State Leaders Assure Cities on Budget Numbers, School Funding

State leaders have moved to provide some positive certainty this week in one of the most uncertain City and School Budget years on record – hopefully staving off job cuts and preserving school positions that have been eliminated during the first two months of the fiscal year.

In a joint announcement from the State Senate, the State House of Representatives and Gov. Charlie Baker’s Office, the State Government offered up the first indication of where numbers might be for Local Aid and School Funding (known as Chapter 70). The numbers are very positive considering what was expected, with all cities and school districts assured level funding and a pot of money available to address inflationary costs so that level funding does not mean a cut in the budget.

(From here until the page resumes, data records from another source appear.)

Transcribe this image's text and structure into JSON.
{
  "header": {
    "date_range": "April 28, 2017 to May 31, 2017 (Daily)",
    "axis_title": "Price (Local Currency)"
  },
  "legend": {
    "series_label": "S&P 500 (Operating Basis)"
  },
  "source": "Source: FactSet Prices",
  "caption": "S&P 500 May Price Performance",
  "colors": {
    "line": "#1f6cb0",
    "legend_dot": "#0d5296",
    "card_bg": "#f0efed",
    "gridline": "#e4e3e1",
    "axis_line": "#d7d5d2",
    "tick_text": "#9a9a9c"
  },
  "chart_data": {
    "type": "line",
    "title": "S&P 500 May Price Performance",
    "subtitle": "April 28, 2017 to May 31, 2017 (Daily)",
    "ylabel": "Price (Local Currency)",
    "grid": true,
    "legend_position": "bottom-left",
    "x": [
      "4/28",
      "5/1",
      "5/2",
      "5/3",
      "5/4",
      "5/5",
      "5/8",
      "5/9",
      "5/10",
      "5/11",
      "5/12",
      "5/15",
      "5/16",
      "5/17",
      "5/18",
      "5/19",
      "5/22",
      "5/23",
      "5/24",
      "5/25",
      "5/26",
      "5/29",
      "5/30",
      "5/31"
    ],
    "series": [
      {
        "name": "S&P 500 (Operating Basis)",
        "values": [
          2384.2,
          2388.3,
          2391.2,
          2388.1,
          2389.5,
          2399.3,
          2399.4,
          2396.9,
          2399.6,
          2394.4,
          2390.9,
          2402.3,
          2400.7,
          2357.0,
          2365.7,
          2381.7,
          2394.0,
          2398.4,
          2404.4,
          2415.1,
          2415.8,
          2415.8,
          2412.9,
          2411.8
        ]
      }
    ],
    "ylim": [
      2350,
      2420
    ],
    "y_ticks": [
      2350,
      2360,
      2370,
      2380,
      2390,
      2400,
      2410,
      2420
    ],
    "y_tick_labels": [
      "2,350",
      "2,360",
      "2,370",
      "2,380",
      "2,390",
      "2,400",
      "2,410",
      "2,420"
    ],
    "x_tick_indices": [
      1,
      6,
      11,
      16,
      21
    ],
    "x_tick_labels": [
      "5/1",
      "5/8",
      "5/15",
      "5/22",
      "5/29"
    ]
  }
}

In Everett, this means that Local Aid will be level funded at $7.336 million, and there is also a pot of money to accommodate inflationary increases. Many cities and towns had passed budgets expecting up to a 30 percent cut in Local Aid – prompting layoffs, spending from Rainy Day Funds and reductions in services over the first two months of the fiscal year (beginning on July 1). So, the news assuring no cut was very much welcome news. In Everett, the City has operated on a 1/12th budgeting process that triggered major cutbacks at City Hall, and a few layoffs as well. There was no certainty as to what was going to happen with the Local Aid numbers, so Everett’s Financial Team was playing things very conservatively. The news will help them to begin crafting a budget for September with more certainty, but there are still questions an official said late last week when the state plan was being crafted.

The same is true for Everett on the School Department side. They filed a very no-nonsense budget in June that had many cuts involved in it and a tremendous amount of restructuring so as to save any jobs that involved teaching or direct contact with students. The state assurances amounted to promises of $75.001 million for the schools this year, and that is an increase of more than $3 million over last year’s state funding numbers.

The School Department crafted a budget based on at least a 10 percent cut, and potentially up to 15 or 20 percent – which would have been devastating.

State Sen. Sal DiDomenico had been working on the Local Aid and Chapter 70 assurances for several weeks, he said, and indicated that leaders in both houses and in the administration wanted to give some certainty for the fall to municipalities.

“Despite these difficult times due to the economic fallout from the COVID-19 pandemic, the Senate, House and Administration have committed to level funding for Local Aid and an increase of $107 million in Chapter 70 education funding to account for both inflation and enrollment under the law from the Fiscal Year 2020 year,” he wrote in a statement. “In light of the very serious budgetary challenges we are facing as a Commonwealth, this level of funding shows our continued commitment to our municipalities and school districts.”

House Speaker Bob DeLeo said, “Even amid the financial uncertainty brought on by COVID-19, we understand the importance of our local officials knowing what they are facing as soon as possible. I hope these figures reassure the people…that (municipalities) will be getting no less than they received in FY20.”

The City and School Budget process relies in large part on state funding through Local Aid and Chapter 70. Due to the pandemic, the State Budget that had been unveiled in February was scrapped, and so far there is no State Budget that has passed. That led to great uncertainty for the cities and towns who were also trying to pass their traditional budgets before July 1.

This was the first certain message on funding those cities and towns like Everett have gotten from the state.

The state apparently plans to pass a three-month, $16 billion budget that will take them to Oct. 1, when they will have a traditional budget available for a roadmap on spending.

That final budget will have a lot to do with the federal stimulus packages that are expected to come from Washington, D.C., to help states handle the COVID-19 impacts. Right now, Massachusetts is said to have an $8 billion budget gap to close, and there have been estimates the state could get as much as $10 billion to fill that gap, or as low as $5 billion. That is all being worked out in the Congress right now, and it is still uncertain.

State leaders said they could withstand a federal bailout of $6-7 billion, but anything less would mean drastic action.